Originally Posted by amakarevic (Post 168777)
this is how i was gonna do it, please let me know your thoughts:

the power outlet for a garbage disposal and a dishwasher needs to have the tab removed because the dishwasher always needs to be hot and the disposal outlet needs to be switch-controlled.

however, is there a way to branch the circuit within the switch box so that the always hot wire somehow goes out of the switch box in addition to the disposal wire (one in, two outs) ? this may be a stupid question. what i was trying to accomplish is avoid a junction box to split the circuit before one branch goes into the switch box to control the disposal and the other straight into the outlet for the dishwasher.


run the feed right to the receptacle box and then just a switchleg up to the switch for the disposal.

Attachment 5288

amakarevic 10-05-2008 10:36 PM

does that mean i should have used a 12/3 cable for the circuit ? i used only 12/2.

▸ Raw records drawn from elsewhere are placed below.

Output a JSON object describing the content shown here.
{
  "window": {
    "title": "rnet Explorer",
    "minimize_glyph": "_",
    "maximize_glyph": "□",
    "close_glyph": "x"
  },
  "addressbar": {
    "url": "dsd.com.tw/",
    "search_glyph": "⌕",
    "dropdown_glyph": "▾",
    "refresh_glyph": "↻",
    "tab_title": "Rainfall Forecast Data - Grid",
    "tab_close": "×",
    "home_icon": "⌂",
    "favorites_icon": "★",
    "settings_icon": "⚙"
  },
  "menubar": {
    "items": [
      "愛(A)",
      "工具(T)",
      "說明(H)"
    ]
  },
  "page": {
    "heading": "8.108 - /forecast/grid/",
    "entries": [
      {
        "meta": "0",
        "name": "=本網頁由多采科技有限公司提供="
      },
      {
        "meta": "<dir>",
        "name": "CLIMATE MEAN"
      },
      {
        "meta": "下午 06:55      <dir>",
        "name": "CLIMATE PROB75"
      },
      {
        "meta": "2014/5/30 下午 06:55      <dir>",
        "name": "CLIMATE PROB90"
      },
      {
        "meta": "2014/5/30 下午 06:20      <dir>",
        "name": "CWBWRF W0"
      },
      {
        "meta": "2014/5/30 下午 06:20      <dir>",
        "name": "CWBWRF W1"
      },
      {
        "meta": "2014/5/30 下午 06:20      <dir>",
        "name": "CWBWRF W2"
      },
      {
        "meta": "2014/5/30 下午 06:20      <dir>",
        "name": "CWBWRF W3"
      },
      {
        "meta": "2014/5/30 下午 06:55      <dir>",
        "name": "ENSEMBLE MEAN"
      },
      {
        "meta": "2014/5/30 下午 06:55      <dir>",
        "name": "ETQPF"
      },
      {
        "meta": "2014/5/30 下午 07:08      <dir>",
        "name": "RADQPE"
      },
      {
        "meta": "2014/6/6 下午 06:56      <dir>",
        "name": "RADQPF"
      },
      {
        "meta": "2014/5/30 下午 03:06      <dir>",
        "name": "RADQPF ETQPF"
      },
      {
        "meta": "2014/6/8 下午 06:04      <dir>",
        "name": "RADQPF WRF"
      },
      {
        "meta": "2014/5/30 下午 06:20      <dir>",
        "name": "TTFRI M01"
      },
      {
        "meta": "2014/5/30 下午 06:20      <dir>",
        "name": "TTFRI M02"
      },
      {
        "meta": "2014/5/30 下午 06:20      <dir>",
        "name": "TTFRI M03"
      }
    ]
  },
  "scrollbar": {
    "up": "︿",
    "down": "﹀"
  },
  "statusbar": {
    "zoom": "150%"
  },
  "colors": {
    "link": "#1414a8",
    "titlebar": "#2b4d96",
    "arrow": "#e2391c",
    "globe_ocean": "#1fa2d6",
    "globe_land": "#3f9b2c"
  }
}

InPhase277 10-05-2008 10:41 PM

Quote:

Originally Posted by chris75 (Post 168778)
run the feed right to the receptacle box and then just a switchleg up to the switch for the disposal.

Attachment 5288

You know, I wonder, in the case of the pic, since it is a multiwire circuit, and most likely 20 amps, if a 20 A receptacle and switch would be required? We know we can use 15 A devices on 20 A circuits where more than one outlet is present. But a split wired receptacle effectively makes a duplex two single devices. And the switch is operating only one outlet.

Opinions?

InPhase277 10-05-2008 10:46 PM

Quote:

Originally Posted by amakarevic (Post 168783)
does that mean i should have used a 12/3 cable for the circuit ? i used only 12/2.

I believe the code says that as long as neither of your pieces of "utilization equipment fastened in place" exceeds 50% of the branch circuit rating, they can be on the same circuit. So in other words, your 12-2 should be fine. The 12-3 would be used to give each appliance it's own circuit.

amakarevic 10-05-2008 10:51 PM

Quote:

Originally Posted by InPhase277 (Post 168786)
I believe the code says that as long as neither of your pieces of "utilization equipment fastened in place" exceeds 50% of the branch circuit rating, they can be on the same circuit. So in other words, your 12-2 should be fine. TRhe 12-3 would be used to give each appliance it's own circuit.

but, in my case, while legal, is there a way around having to have a junction box ? in other words, can i still emulate a junction box within the switch box somehow ?

thanks.

InPhase277 10-05-2008 11:54 PM

1 Attachment(s)
Quote:

Originally Posted by amakarevic (Post 168787)
but, in my case, while legal, is there a way around having to have a junction box ? in other words, can i still emulate a junction box within the switch box somehow ?

thanks.

Yes, if the power comes into your switch, then it needs to leave on 12-3. The black and the red in the 12-3 being constant hot and switched, respectively.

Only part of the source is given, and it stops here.